Less Leadership Abstraction

It’s common practice to say it’s the leaders’ job to protect their team, be a buffer (Andy Grove), shield them (Rands), abstract things (Ben Horowitz), etc. Yes, however we overdo it. If you believe that’s a major part of your role as a leader and what you ask your managers to do, you might be overshooting and harming people’s growth, eroding trust, overwhelming the management team, and more. Let’s debug this.

Coddling and Capping Growth

Like engineers who first learn about clean code and design patterns and try to use them everywhere, managers often apply the abstraction principle to their team in a way that becomes detrimental. It’s very easy to spot that happening when leaders are overprotective of their teams, to the point people do not get enough healthy exposure to the ‘real world’ that they don’t grow as fast as they could have.
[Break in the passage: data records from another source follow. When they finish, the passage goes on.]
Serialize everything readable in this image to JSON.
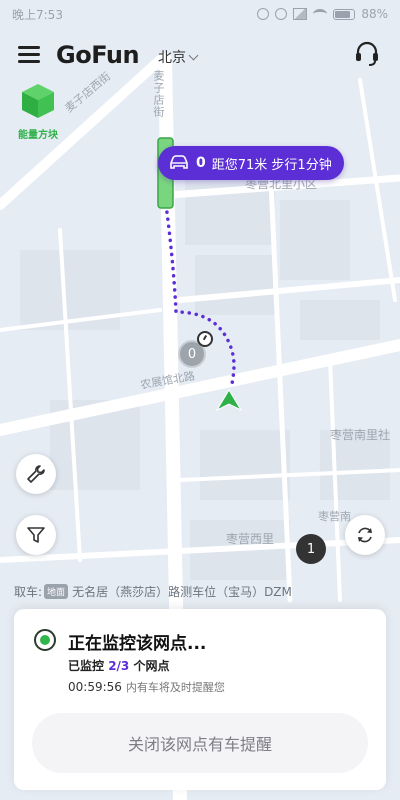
{
  "status_bar": {
    "time": "晚上7:53",
    "battery": "88%"
  },
  "header": {
    "logo": "GoFun",
    "city": "北京"
  },
  "energy": {
    "label": "能量方块"
  },
  "car_tip": {
    "count": "0",
    "text": "距您71米 步行1分钟"
  },
  "map_labels": {
    "road_vertical": "麦子店街",
    "road_diag": "麦子店西街",
    "area_north": "枣营北里小区",
    "road_south": "农展馆北路",
    "area_south_east": "枣营南里社",
    "area_south": "枣营西里",
    "area_south2": "枣营南",
    "gray_cluster": "0",
    "dark_cluster": "1"
  },
  "pickup": {
    "prefix": "取车:",
    "tag": "地面",
    "location": "无名居（燕莎店）路测车位（宝马）DZM"
  },
  "card": {
    "title": "正在监控该网点...",
    "monitor_prefix": "已监控 ",
    "monitor_count": "2/3",
    "monitor_suffix": " 个网点",
    "timer": "00:59:56",
    "timer_sub": "内有车将及时提醒您",
    "close_label": "关闭该网点有车提醒"
  },
  "colors": {
    "accent": "#5c2fd6",
    "green": "#30b64b"
  }
}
When I talk about ‘experience pressure cookers’ and accelerating seniority, a major part of that is exposing the team (in a controlled manner) instead of wrapping them in bubble wrap. Don’t create a fictional world around them.

Overwhelming Managers

Similarly, when doing all of this coddling and protection, we wear ourselves out faster. It’s hard enough to do your work, pretending everything is fine and putting on yourself the burden of ‘translating’ and ‘buffering’ everything can sometimes make it unbearable. First-time managers and executives often tell me they feel the pressure of making their team think everything is always doing great so no one gets worried.
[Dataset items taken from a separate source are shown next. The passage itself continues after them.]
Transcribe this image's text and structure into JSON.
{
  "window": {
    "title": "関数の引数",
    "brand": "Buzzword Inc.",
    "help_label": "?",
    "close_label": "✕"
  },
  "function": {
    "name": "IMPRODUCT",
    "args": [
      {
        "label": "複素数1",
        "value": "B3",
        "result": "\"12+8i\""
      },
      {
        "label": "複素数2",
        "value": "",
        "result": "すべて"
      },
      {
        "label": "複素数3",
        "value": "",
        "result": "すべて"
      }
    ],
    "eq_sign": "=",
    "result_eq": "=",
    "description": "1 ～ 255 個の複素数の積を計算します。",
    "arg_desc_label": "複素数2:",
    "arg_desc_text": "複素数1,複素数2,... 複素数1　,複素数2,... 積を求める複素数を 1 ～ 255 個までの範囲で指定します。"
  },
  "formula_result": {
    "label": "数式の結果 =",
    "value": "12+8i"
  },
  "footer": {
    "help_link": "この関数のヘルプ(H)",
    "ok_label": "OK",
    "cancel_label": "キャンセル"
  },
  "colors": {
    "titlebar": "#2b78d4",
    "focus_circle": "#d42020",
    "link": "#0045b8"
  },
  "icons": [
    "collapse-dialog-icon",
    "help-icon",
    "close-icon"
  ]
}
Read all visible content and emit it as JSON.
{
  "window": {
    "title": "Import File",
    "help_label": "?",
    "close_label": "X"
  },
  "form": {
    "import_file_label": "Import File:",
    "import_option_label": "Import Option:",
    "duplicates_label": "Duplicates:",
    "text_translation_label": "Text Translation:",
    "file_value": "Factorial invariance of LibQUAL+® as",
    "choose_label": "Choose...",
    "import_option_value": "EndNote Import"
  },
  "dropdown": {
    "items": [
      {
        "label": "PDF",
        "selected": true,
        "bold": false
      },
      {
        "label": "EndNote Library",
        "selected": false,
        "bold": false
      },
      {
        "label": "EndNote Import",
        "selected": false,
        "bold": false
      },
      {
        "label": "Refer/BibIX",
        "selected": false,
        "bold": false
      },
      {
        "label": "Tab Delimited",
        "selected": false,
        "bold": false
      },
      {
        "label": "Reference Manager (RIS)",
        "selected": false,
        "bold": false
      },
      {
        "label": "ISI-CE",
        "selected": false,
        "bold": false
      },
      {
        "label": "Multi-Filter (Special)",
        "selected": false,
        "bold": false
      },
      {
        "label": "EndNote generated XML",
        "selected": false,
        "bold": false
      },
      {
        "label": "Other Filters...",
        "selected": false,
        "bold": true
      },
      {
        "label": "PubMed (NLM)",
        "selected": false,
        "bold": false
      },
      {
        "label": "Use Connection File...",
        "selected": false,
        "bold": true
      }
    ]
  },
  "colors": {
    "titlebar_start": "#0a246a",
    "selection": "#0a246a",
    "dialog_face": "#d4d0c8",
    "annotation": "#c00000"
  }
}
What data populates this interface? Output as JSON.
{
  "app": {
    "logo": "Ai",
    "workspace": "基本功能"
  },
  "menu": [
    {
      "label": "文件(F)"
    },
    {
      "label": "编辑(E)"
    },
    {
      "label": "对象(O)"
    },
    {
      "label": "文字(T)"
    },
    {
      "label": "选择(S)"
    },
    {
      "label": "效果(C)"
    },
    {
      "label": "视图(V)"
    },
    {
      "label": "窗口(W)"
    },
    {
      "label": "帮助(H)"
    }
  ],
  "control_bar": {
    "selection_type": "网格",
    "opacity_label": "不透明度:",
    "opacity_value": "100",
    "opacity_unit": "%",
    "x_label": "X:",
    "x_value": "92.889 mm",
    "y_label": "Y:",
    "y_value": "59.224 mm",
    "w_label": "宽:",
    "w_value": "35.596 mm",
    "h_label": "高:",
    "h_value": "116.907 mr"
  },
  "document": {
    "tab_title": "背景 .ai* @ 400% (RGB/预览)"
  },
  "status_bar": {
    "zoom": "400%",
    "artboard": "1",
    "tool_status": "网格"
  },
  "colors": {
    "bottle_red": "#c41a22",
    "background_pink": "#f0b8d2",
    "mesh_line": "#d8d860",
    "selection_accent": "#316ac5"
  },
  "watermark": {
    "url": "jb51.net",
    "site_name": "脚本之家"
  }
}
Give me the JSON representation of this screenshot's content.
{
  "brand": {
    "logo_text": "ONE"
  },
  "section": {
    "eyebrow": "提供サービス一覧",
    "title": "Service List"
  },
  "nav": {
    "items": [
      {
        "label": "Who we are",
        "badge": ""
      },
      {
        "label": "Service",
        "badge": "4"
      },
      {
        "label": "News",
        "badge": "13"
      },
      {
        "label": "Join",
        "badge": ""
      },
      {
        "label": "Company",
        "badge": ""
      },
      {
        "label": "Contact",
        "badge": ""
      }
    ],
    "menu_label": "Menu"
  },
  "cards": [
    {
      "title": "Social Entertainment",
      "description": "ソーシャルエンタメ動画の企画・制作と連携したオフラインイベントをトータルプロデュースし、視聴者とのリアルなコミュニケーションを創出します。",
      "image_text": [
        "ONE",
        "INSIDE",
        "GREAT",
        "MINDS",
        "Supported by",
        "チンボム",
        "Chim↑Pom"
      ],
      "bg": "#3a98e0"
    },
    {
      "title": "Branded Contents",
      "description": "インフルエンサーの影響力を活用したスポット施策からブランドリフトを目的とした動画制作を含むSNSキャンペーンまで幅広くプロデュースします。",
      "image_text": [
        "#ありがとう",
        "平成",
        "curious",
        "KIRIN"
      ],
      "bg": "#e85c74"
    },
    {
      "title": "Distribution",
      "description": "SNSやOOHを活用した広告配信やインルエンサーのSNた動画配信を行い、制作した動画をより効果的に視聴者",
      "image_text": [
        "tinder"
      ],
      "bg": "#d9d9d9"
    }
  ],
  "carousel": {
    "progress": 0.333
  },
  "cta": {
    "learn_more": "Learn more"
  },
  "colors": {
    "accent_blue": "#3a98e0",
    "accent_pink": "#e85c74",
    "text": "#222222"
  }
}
That’s untenable and extremely exhausting. Yes, not every potential crisis should be communicated right away, but you’re not Atlas. Stop pretending to be.

Harming Context

Abstraction and buffering means, by definition, that people will lack some context and details. We don’t expect each person in the company to understand all the details about everything, but management abstraction frequently results in engineers not understanding the stakeholders and the business needs.

Product mastery is one of the most important things for engineering teams. When I talk about 10x teams, I can trace 50% of the practices we work on to product mastery. You cannot gain enough product mastery if you’re constantly being handled in a glove box isolator.
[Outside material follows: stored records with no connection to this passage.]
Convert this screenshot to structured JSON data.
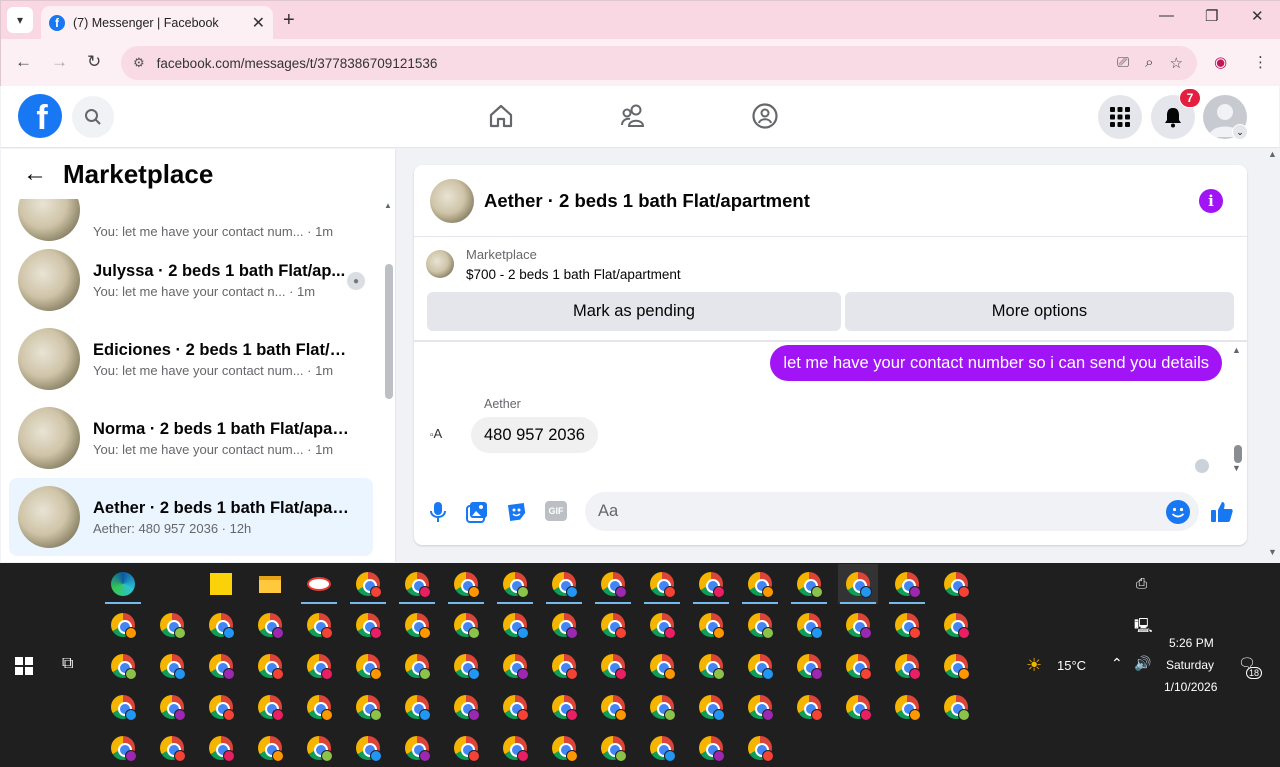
{
  "browser": {
    "tab_title": "(7) Messenger | Facebook",
    "url": "facebook.com/messages/t/3778386709121536"
  },
  "header": {
    "notification_count": "7"
  },
  "sidebar": {
    "title": "Marketplace",
    "conversations": [
      {
        "name": "",
        "subtitle": "You: let me have your contact num... · 1m"
      },
      {
        "name": "Julyssa · 2 beds 1 bath Flat/ap...",
        "subtitle": "You: let me have your contact n... · 1m"
      },
      {
        "name": "Ediciones · 2 beds 1 bath Flat/ap...",
        "subtitle": "You: let me have your contact num... · 1m"
      },
      {
        "name": "Norma · 2 beds 1 bath Flat/apart...",
        "subtitle": "You: let me have your contact num... · 1m"
      },
      {
        "name": "Aether · 2 beds 1 bath Flat/apart...",
        "subtitle": "Aether: 480 957 2036 · 12h"
      }
    ]
  },
  "chat": {
    "title": "Aether · 2 beds 1 bath Flat/apartment",
    "listing_category": "Marketplace",
    "listing_desc": "$700 - 2 beds 1 bath Flat/apartment",
    "btn_pending": "Mark as pending",
    "btn_more": "More options",
    "outgoing_message": "let me have your contact number so i can send you details",
    "sender_name": "Aether",
    "sender_avatar_alt": "A",
    "incoming_message": "480 957 2036",
    "composer_placeholder": "Aa"
  },
  "taskbar": {
    "temperature": "15°C",
    "time": "5:26 PM",
    "day": "Saturday",
    "date": "1/10/2026",
    "notification_count": "18"
  },
  "colors": {
    "fb_blue": "#1877f2",
    "messenger_purple": "#a014f5",
    "chrome_pink": "#fce4ec",
    "taskbar": "#1f1f1f"
  }
}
Manipulative and Erodes Trust

If you’re aware of some issue and try to make your team work toward it without letting them know about the problem itself, it can become manipulative. While most people don’t do this consciously and think it’s just what buffering means, the result is the same. With time, your team will pick up on this.

When that happens, it chafes away your credibility with time and the team won’t trust you. Sometimes it’s because they realized after the fact what was being hidden, other times it’s just because they get fed up doing things without being told the real reason. Either way, too much abstraction stands in the way of unleashing your team’s full potential and helping them become a 10x team. Stop it.